The program for the percussion ensemble NEXUS on August 12 isn’t announced yet but it will probably be its typical mix of classical percussion works and pop/jazz arrangements. The Harlem Quartet, August 13, plays Turina, Gabriela Lena Frank, Guido López Gavilán, and Borodin. The annual Chamber Orchestra Concert led by Platt, always a highlight, on August 26, includes 20th century works of Dominick Argento and Ned Rorem, along with recent arrangements by Wolfgang Renz of music by Ravel and Mussorgsky. August 27, Trio Solisti plays works of Dvorák (not the familiar “Dumky” Trio), Jennifer Higdon, and Schubert. Even the Friends of Maverick benefit concert on Sept. 3, by the Horszowski Trio, includes Daron Hagen’s 1986 Trio No. 2, along with Schubert and Mendelssohn. For the final concert of the season, pianist Oren Weiss joins the Shanghai Quartet for Dvorák’s Piano Quintet No. 2 and plays 3 solo piano Busoni arrangements of Bach organ Chorale Preludes. The Quartet performs Beethoven’s Op. 95 and Penderecki’s Quartet No. 3, a 2008 Shanghai Quartet commission.

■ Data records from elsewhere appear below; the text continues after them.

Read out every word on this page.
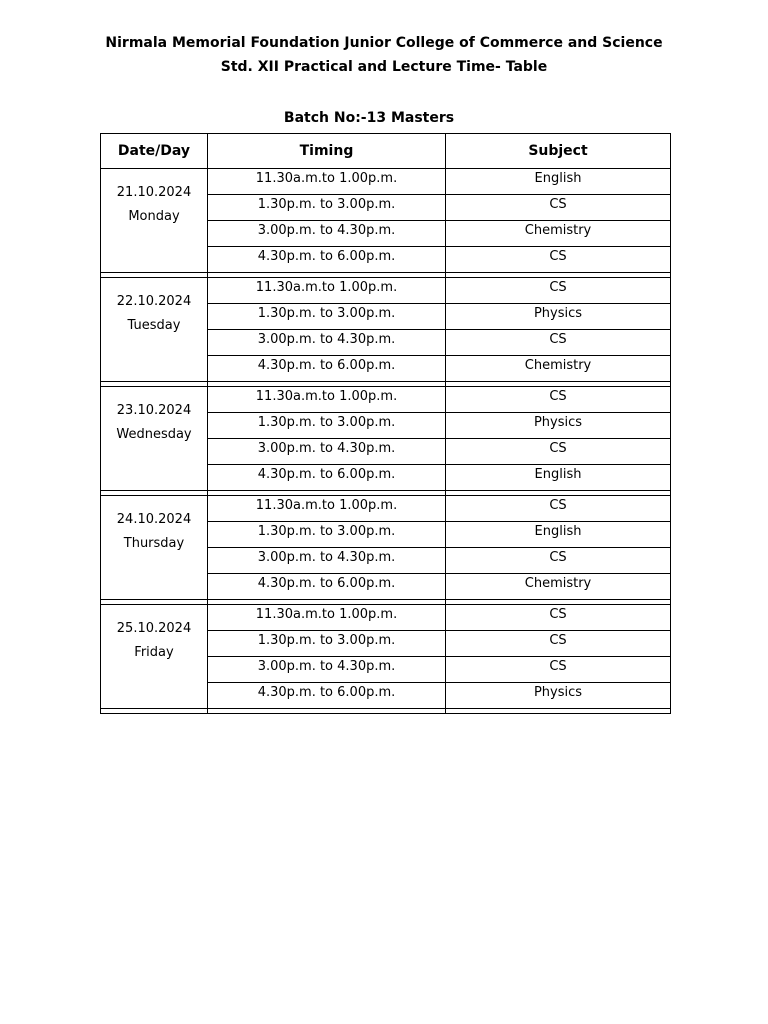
Nirmala Memorial Foundation Junior College of Commerce and Science
Std. XII Practical and Lecture Time- Table
Batch No:-13 Masters
Date/Day	Timing	Subject

21.10.2024
Monday	11.30a.m.to 1.00p.m.	English
	1.30p.m. to 3.00p.m.	CS
	3.00p.m. to 4.30p.m.	Chemistry
	4.30p.m. to 6.00p.m.	CS

22.10.2024
Tuesday	11.30a.m.to 1.00p.m.	CS
	1.30p.m. to 3.00p.m.	Physics
	3.00p.m. to 4.30p.m.	CS
	4.30p.m. to 6.00p.m.	Chemistry

23.10.2024
Wednesday	11.30a.m.to 1.00p.m.	CS
	1.30p.m. to 3.00p.m.	Physics
	3.00p.m. to 4.30p.m.	CS
	4.30p.m. to 6.00p.m.	English

24.10.2024
Thursday	11.30a.m.to 1.00p.m.	CS
	1.30p.m. to 3.00p.m.	English
	3.00p.m. to 4.30p.m.	CS
	4.30p.m. to 6.00p.m.	Chemistry

25.10.2024
Friday	11.30a.m.to 1.00p.m.	CS
	1.30p.m. to 3.00p.m.	CS
	3.00p.m. to 4.30p.m.	CS
	4.30p.m. to 6.00p.m.	Physics
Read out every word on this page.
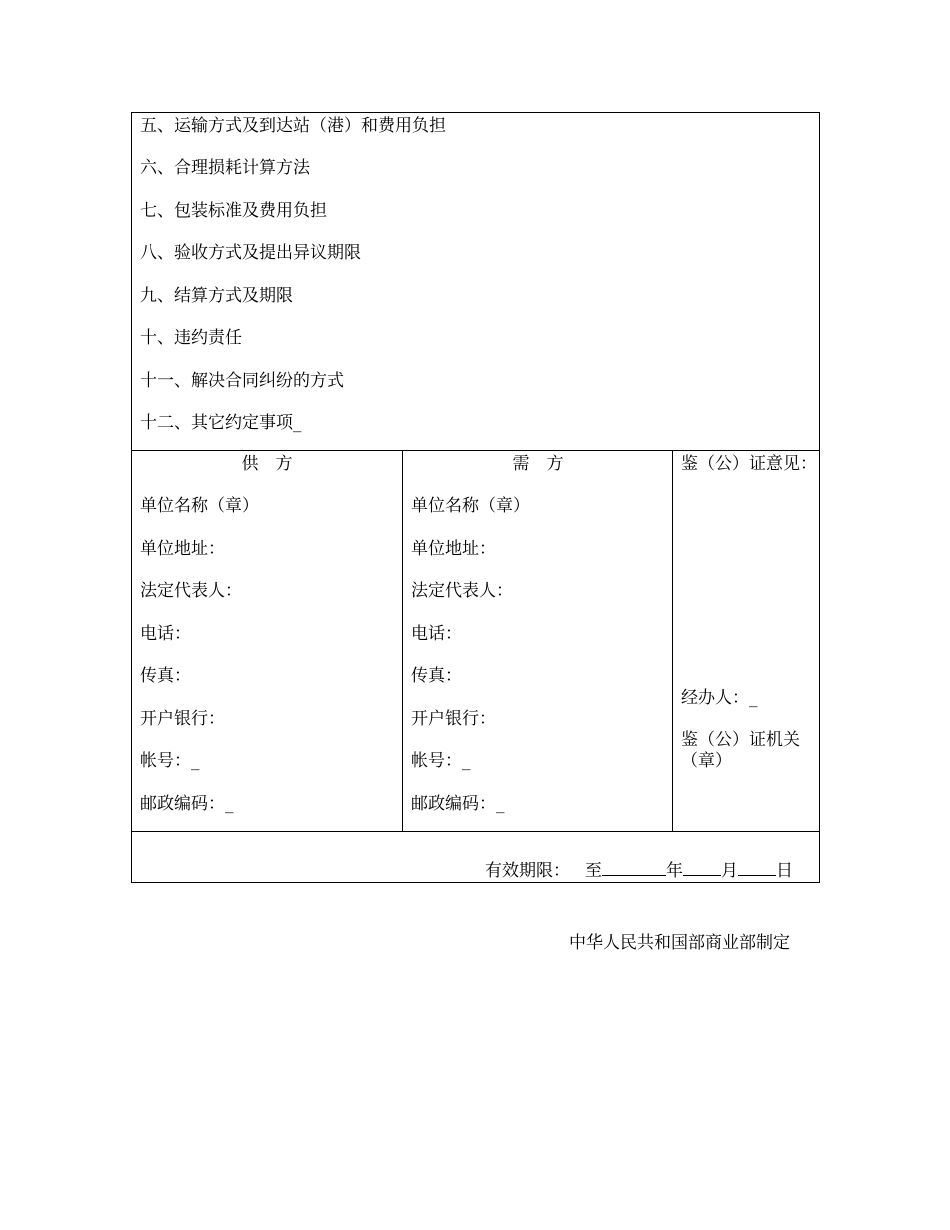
五、运输方式及到达站（港）和费用负担
六、合理损耗计算方法
七、包装标准及费用负担
八、验收方式及提出异议期限
九、结算方式及期限
十、违约责任
十一、解决合同纠纷的方式
十二、其它约定事项_
供　方
单位名称（章）
单位地址：
法定代表人：
电话：
传真：
开户银行：
帐号：_
邮政编码：_
需　方
单位名称（章）
单位地址：
法定代表人：
电话：
传真：
开户银行：
帐号：_
邮政编码：_
鉴（公）证意见：
经办人：_
鉴（公）证机关
（章）
有效期限： 至	年 月 日
中华人民共和国部商业部制定
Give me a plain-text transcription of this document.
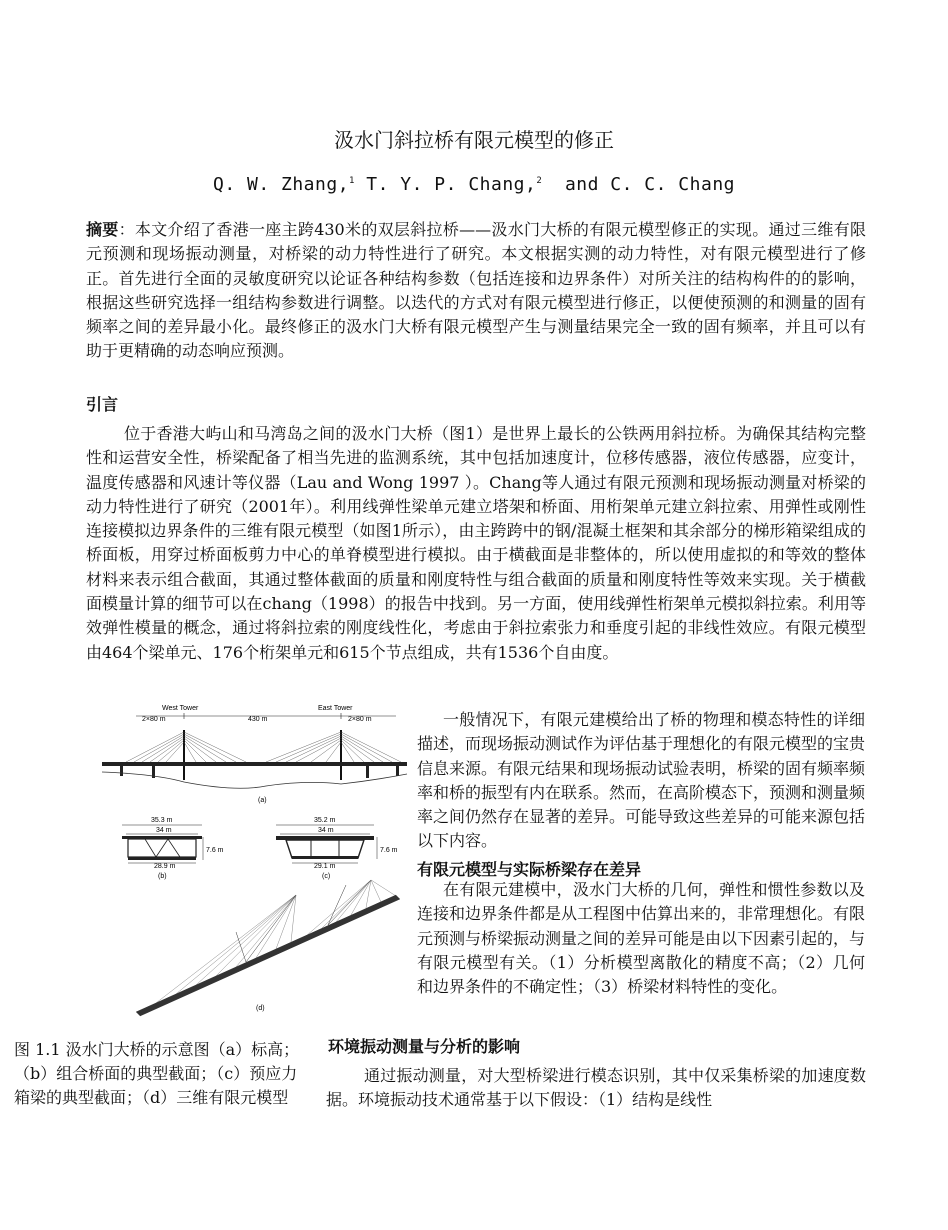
汲水门斜拉桥有限元模型的修正
Q. W. Zhang,$^1$ T. Y. P. Chang,$^2$  and C. C. Chang
摘要：本文介绍了香港一座主跨430米的双层斜拉桥——汲水门大桥的有限元模型修正的实现。通过三维有限元预测和现场振动测量，对桥梁的动力特性进行了研究。本文根据实测的动力特性，对有限元模型进行了修正。首先进行全面的灵敏度研究以论证各种结构参数（包括连接和边界条件）对所关注的结构构件的的影响，根据这些研究选择一组结构参数进行调整。以迭代的方式对有限元模型进行修正，以便使预测的和测量的固有频率之间的差异最小化。最终修正的汲水门大桥有限元模型产生与测量结果完全一致的固有频率，并且可以有助于更精确的动态响应预测。
引言
位于香港大屿山和马湾岛之间的汲水门大桥（图1）是世界上最长的公铁两用斜拉桥。为确保其结构完整性和运营安全性，桥梁配备了相当先进的监测系统，其中包括加速度计，位移传感器，液位传感器，应变计，温度传感器和风速计等仪器（Lau and Wong 1997 ）。Chang等人通过有限元预测和现场振动测量对桥梁的动力特性进行了研究（2001年）。利用线弹性梁单元建立塔架和桥面、用桁架单元建立斜拉索、用弹性或刚性连接模拟边界条件的三维有限元模型（如图1所示），由主跨跨中的钢/混凝土框架和其余部分的梯形箱梁组成的桥面板，用穿过桥面板剪力中心的单脊模型进行模拟。由于横截面是非整体的，所以使用虚拟的和等效的整体材料来表示组合截面，其通过整体截面的质量和刚度特性与组合截面的质量和刚度特性等效来实现。关于横截面模量计算的细节可以在chang（1998）的报告中找到。另一方面，使用线弹性桁架单元模拟斜拉索。利用等效弹性模量的概念，通过将斜拉索的刚度线性化，考虑由于斜拉索张力和垂度引起的非线性效应。有限元模型由464个梁单元、176个桁架单元和615个节点组成，共有1536个自由度。
West Tower	East Tower
2×80 m	430 m	2×80 m
(a)
35.3 m
34 m
7.6 m
28.9 m
(b)
35.2 m
34 m
7.6 m
29.1 m
(c)
(d)
一般情况下，有限元建模给出了桥的物理和模态特性的详细描述，而现场振动测试作为评估基于理想化的有限元模型的宝贵信息来源。有限元结果和现场振动试验表明，桥梁的固有频率频率和桥的振型有内在联系。然而，在高阶模态下，预测和测量频率之间仍然存在显著的差异。可能导致这些差异的可能来源包括以下内容。
有限元模型与实际桥梁存在差异
在有限元建模中，汲水门大桥的几何，弹性和惯性参数以及连接和边界条件都是从工程图中估算出来的，非常理想化。有限元预测与桥梁振动测量之间的差异可能是由以下因素引起的，与有限元模型有关。（1）分析模型离散化的精度不高；（2）几何和边界条件的不确定性；（3）桥梁材料特性的变化。
环境振动测量与分析的影响
通过振动测量，对大型桥梁进行模态识别，其中仅采集桥梁的加速度数据。环境振动技术通常基于以下假设：（1）结构是线性
图 1.1 汲水门大桥的示意图（a）标高；（b）组合桥面的典型截面；（c）预应力箱梁的典型截面；（d）三维有限元模型
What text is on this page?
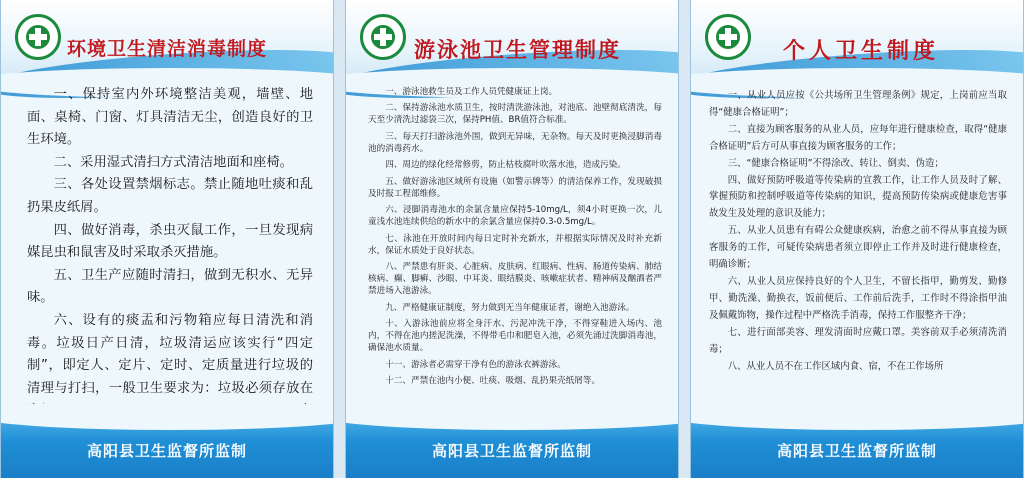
环境卫生清洁消毒制度

一、保持室内外环境整洁美观，墙壁、地面、桌椅、门窗、灯具清洁无尘，创造良好的卫生环境。

二、采用湿式清扫方式清洁地面和座椅。

三、各处设置禁烟标志。禁止随地吐痰和乱扔果皮纸屑。

四、做好消毒，杀虫灭鼠工作，一旦发现病媒昆虫和鼠害及时采取杀灭措施。

五、卫生产应随时清扫，做到无积水、无异味。

六、设有的痰盂和污物箱应每日清洗和消毒。垃圾日产日清，垃圾清运应该实行“四定制”，即定人、定片、定时、定质量进行垃圾的清理与打扫，一般卫生要求为：垃圾必须存放在

高阳县卫生监督所监制
游泳池卫生管理制度

一、游泳池救生员及工作人员凭健康证上岗。

二、保持游泳池水质卫生，按时清洗游泳池，对池底、池壁彻底清洗，每天至少清洗过滤袋三次，保持PH值、BR值符合标准。

三、每天打扫游泳池外围，做到无异味，无杂物。每天及时更换浸脚消毒池的消毒药水。

四、周边的绿化经常修剪，防止枯枝腐叶吹落水池，造成污染。

五、做好游泳池区域所有设施（如警示牌等）的清洁保养工作，发现破损及时报工程部维修。

六、浸脚消毒池水的余氯含量应保持5-10mg/L，须4小时更换一次，儿童浅水池连续供给的新水中的余氯含量应保持0.3-0.5mg/L。

七、泳池在开放时间内每日定时补充新水，并根据实际情况及时补充新水，保证水质处于良好状态。

八、严禁患有肝炎、心脏病、皮肤病、红眼病、性病、肠道传染病、肺结核病、癫、脚癣、沙眼、中耳炎、眼结膜炎、咳嗽症状者、精神病及酗酒者严禁进场入池游泳。

九、严格健康证制度，努力做到无当年健康证者，谢绝入池游泳。

十、入游泳池前应将全身汗水、污泥冲洗干净，不得穿鞋进入场内、池内，不得在池内搓泥洗澡，不得带毛巾和肥皂入池，必须先涌过洗脚消毒池，确保池水质量。

十一、游泳者必需穿干净有色的游泳衣裤游泳。

十二、严禁在池内小便、吐痰、吸烟、乱扔果壳纸屑等。

高阳县卫生监督所监制
个人卫生制度

一、从业人员应按《公共场所卫生管理条例》规定，上岗前应当取得“健康合格证明”；

二、直接为顾客服务的从业人员，应每年进行健康检查，取得“健康合格证明”后方可从事直接为顾客服务的工作；

三、“健康合格证明”不得涂改、转让、倒卖、伪造；

四、做好预防呼吸道等传染病的宣教工作，让工作人员及时了解、掌握预防和控制呼吸道等传染病的知识，提高预防传染病或健康危害事故发生及处理的意识及能力；

五、从业人员患有有碍公众健康疾病，治愈之前不得从事直接为顾客服务的工作，可疑传染病患者须立即停止工作并及时进行健康检查，明确诊断；

六、从业人员应保持良好的个人卫生，不留长指甲，勤剪发、勤修甲、勤洗澡、勤换衣，饭前便后、工作前后洗手，工作时不得涂指甲油及佩戴饰物，操作过程中严格洗手消毒，保持工作服整齐干净；

七、进行面部美容、理发清面时应戴口罩。美容前双手必须清洗消毒；

八、从业人员不在工作区域内食、宿，不在工作场所

高阳县卫生监督所监制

Voluminous as this listing may seem, it doesn’t include everything. On Saturday, June 17, at 7 p.m., and Sunday, June 18, at 4 p.m., Ars Choralis offers its now-traditional pre-season Maverick concert with Haydn’s great “Lord Nelson” Mass and works of Copland. Jazz at Maverick brings back the Arturo O’Farrell Quintet for a Young People’s Concert on July 1 at 11 a.m. and an Older People’s Concert at 8 p.m. Bill Charlap returns with his Trio on July 15. Eldar Djangirov returns with his Trio on July 29. And Karl Berger and the Creative Music Studio play on Sept. 2, all of these at 8 p.m. Bansuri flute player Steve Gorn, a Woodstock legend, plays Indian ragas with singer Sanjoy Banerjee and tabla player Samir Chatterjee on August 5. And in accordance with another recent series, paying tribute to the longtime tradition of theatrical performances at the Maverick, Actors and Writers presents two Saturday programs, on July 22 (a “staged reading” of Paul Osborn’s 1939 play “Morning’s at Seven”) and August 19 (“Brand New Shorts” written by company members). The entire schedule is laid out very clearly at www.maverickconcerts.org.
It seems every summer the Maverick season grows both longer and denser. Imagine what it will be like when there are further collaborations and the possibility of year-round performances at other venues! Coming soon?